Araştırma, buzulun buzu açığa çıktığında, çeyrek yüzyılda yaklaşık 55 metre buz kaybettiğini ortaya çıkardığını gösterdi. Buna göre kar yığınının altında kalan buzul, ağırlıklı olarak buza dönüşüyor ve bu değişim 1950’lerde başlamış olabilir.
Buza dönüşme, buzulun artık güneşten gelen ışınları yansıtamayacağını ve erimesini daha hızlı hale getireceği anlamına geliyor. Model simülasyonları, güneş ışınlarına aşırı maruz kalma nedeniyle, bu bölgedeki erime veya buharlaşmanın, kar örtüsü buza dönüştüğünde 20 kattan fazla hızlanabileceğini gösteriyor.
‘Everest’te olanlar Kutup ayıları gibi sembol olacak’
Bağıl nem seviyelerindeki düşüş ve daha güçlü rüzgarlar da erimenin hızlanmasındaki diğer faktörler. Buzullardan gelen suya bağımlı olanlar üzerindeki tüm etkilere ek olarak mevcut erime hızının, önümüzdeki yıllarda kar ve buz örtüsü daha da ince olacağından, Everest Dağı’ndaki keşifleri de zorlaştırması bekleniyor.

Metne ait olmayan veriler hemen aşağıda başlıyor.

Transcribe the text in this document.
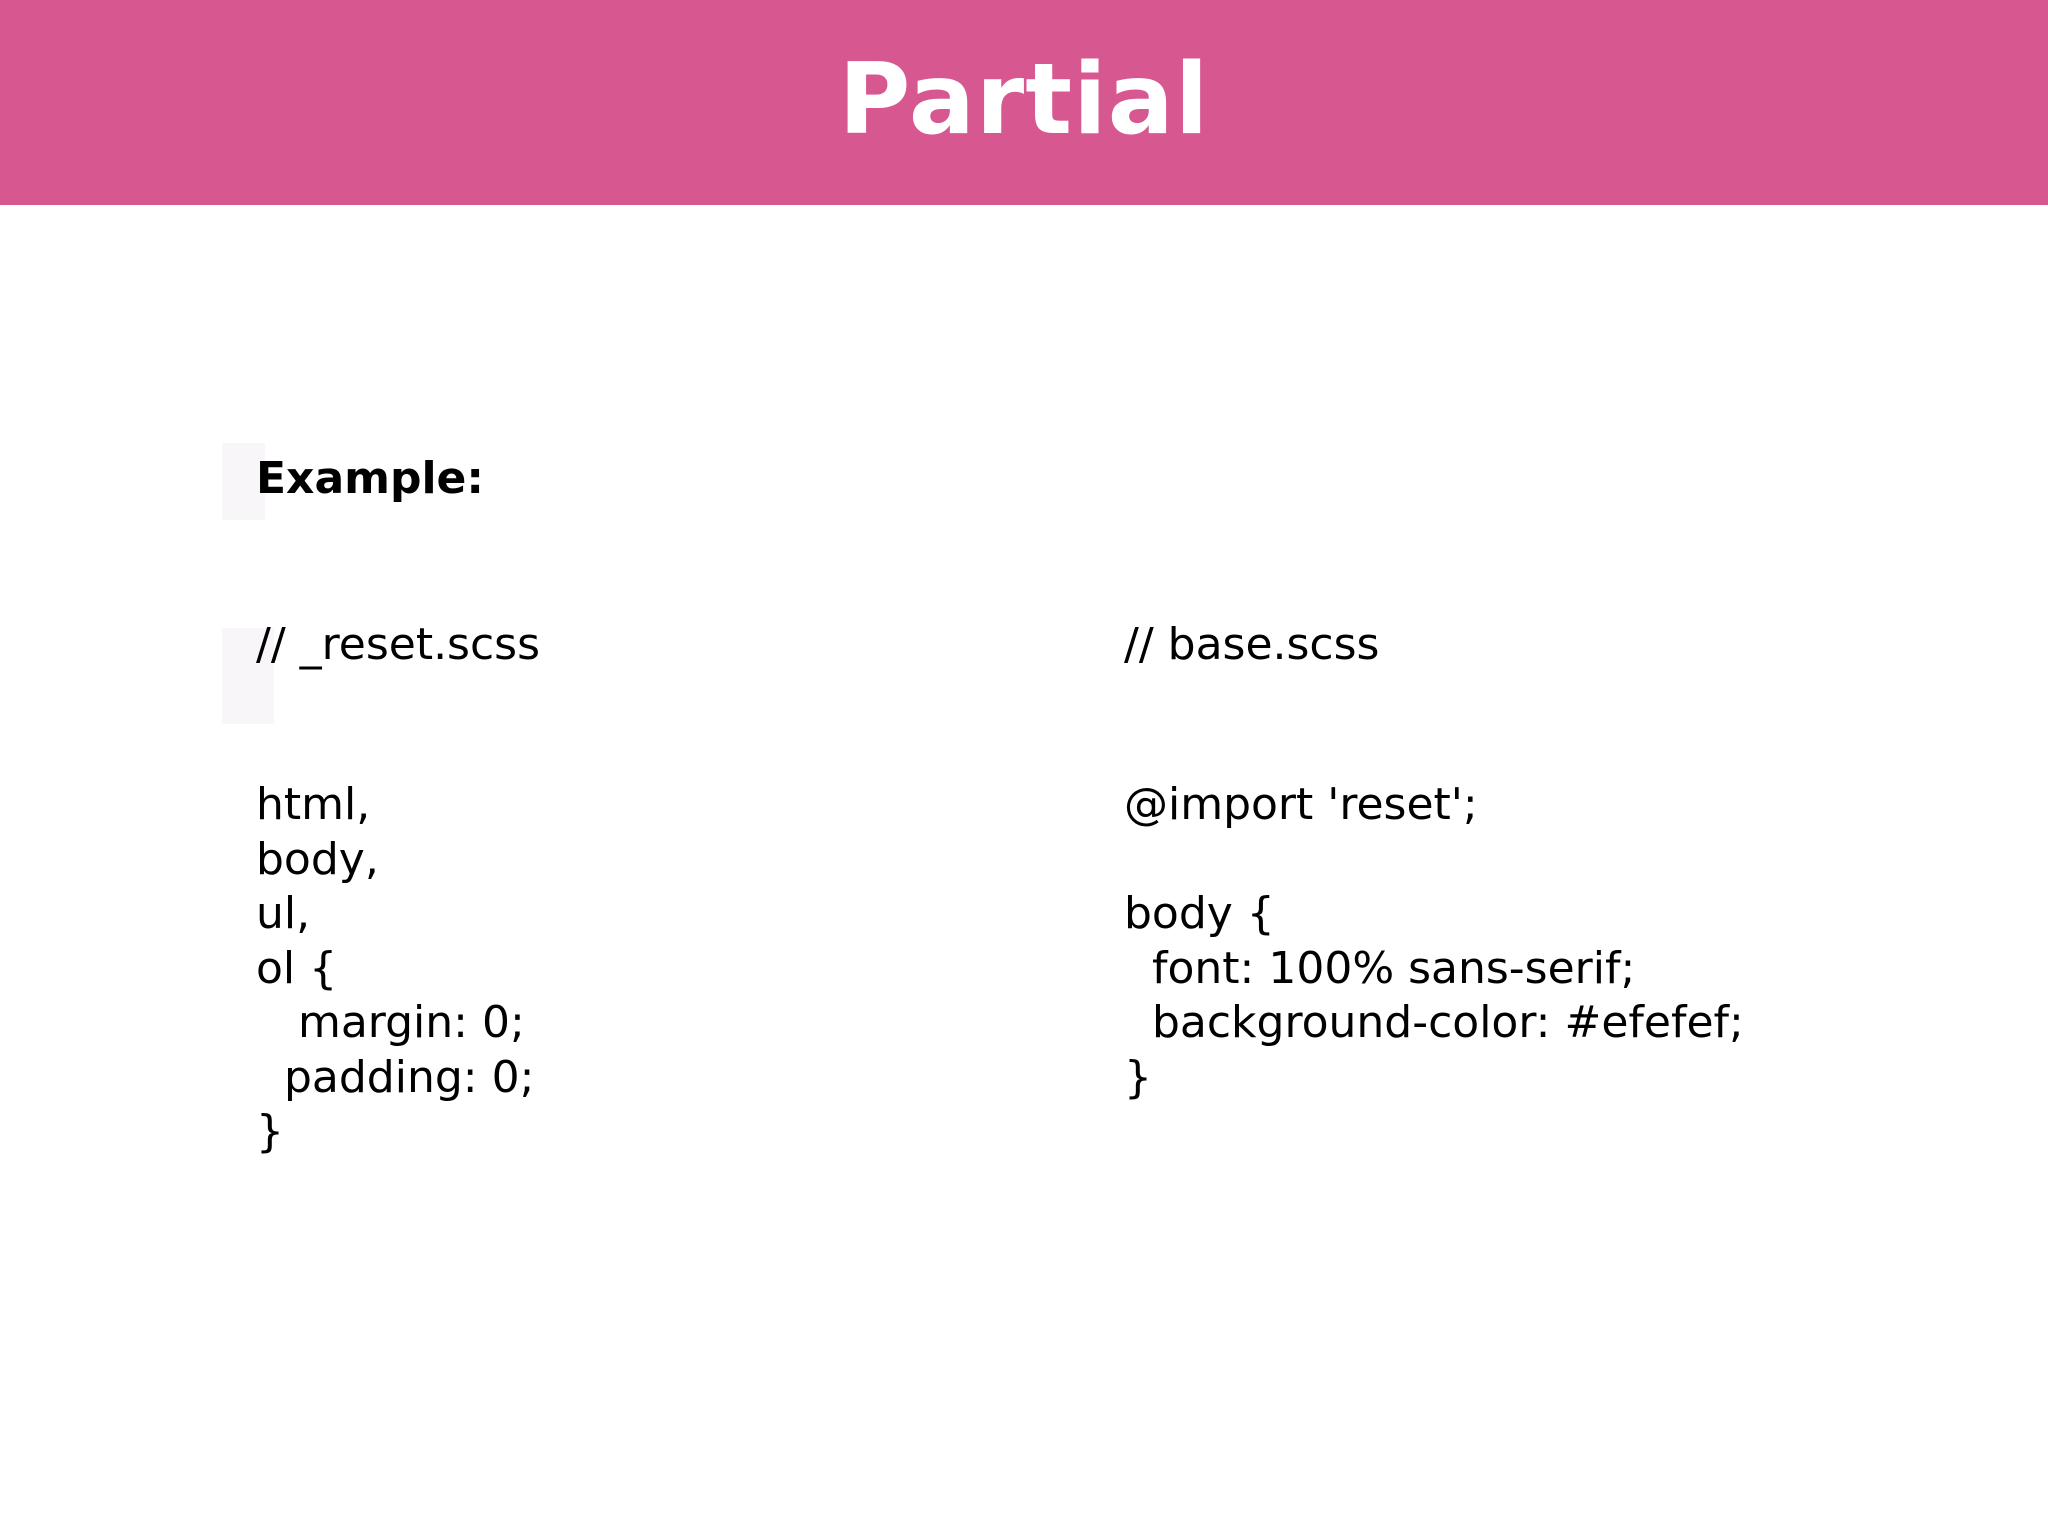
Partial
Example:
// _reset.scss	// base.scss
html,
body,
ul,
ol {
margin: 0;
padding: 0;
}
@import 'reset';

body {
font: 100% sans-serif;
background-color: #efefef;
}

Mayewski, “Kutup ayıları, Kuzey Kutbu’nun ısınmasının ve deniz buzu kaybının ikonik sembolü olmuştu, Everest’te olanlar da bir başka ikonik çağrı ve sembol olacaktır” dedi.
8.440 rakımda en çok mikroplastik rekoru kırıldı
2019’da yapılan keşif gezisi ayrıca üç Guinness Dünya Rekoru kırdı: 8.020 metrede alınan en yüksek irtifa buz çekirdeği, 8.440 metre yükseklikte tespit edilen ve böylece karada bulunan; muhtemelen giysi veya çadırlardan gelen en yüksek irtifadaki mikroplastik ve deniz seviyesinden 8.430 metre yükseklikte kurulan karadaki en yüksek rakımlı meteoroloji istasyonu.
Kurulan istasyon, 8.000 metrenin üzerinde tehlikeli koşulları ve yaşamı sürdürmek için yeterli oksijenin bulunmayışı nedeniyle “ölüm bölgesi” olarak bilinen bölgeye kurulan ilk istasyon.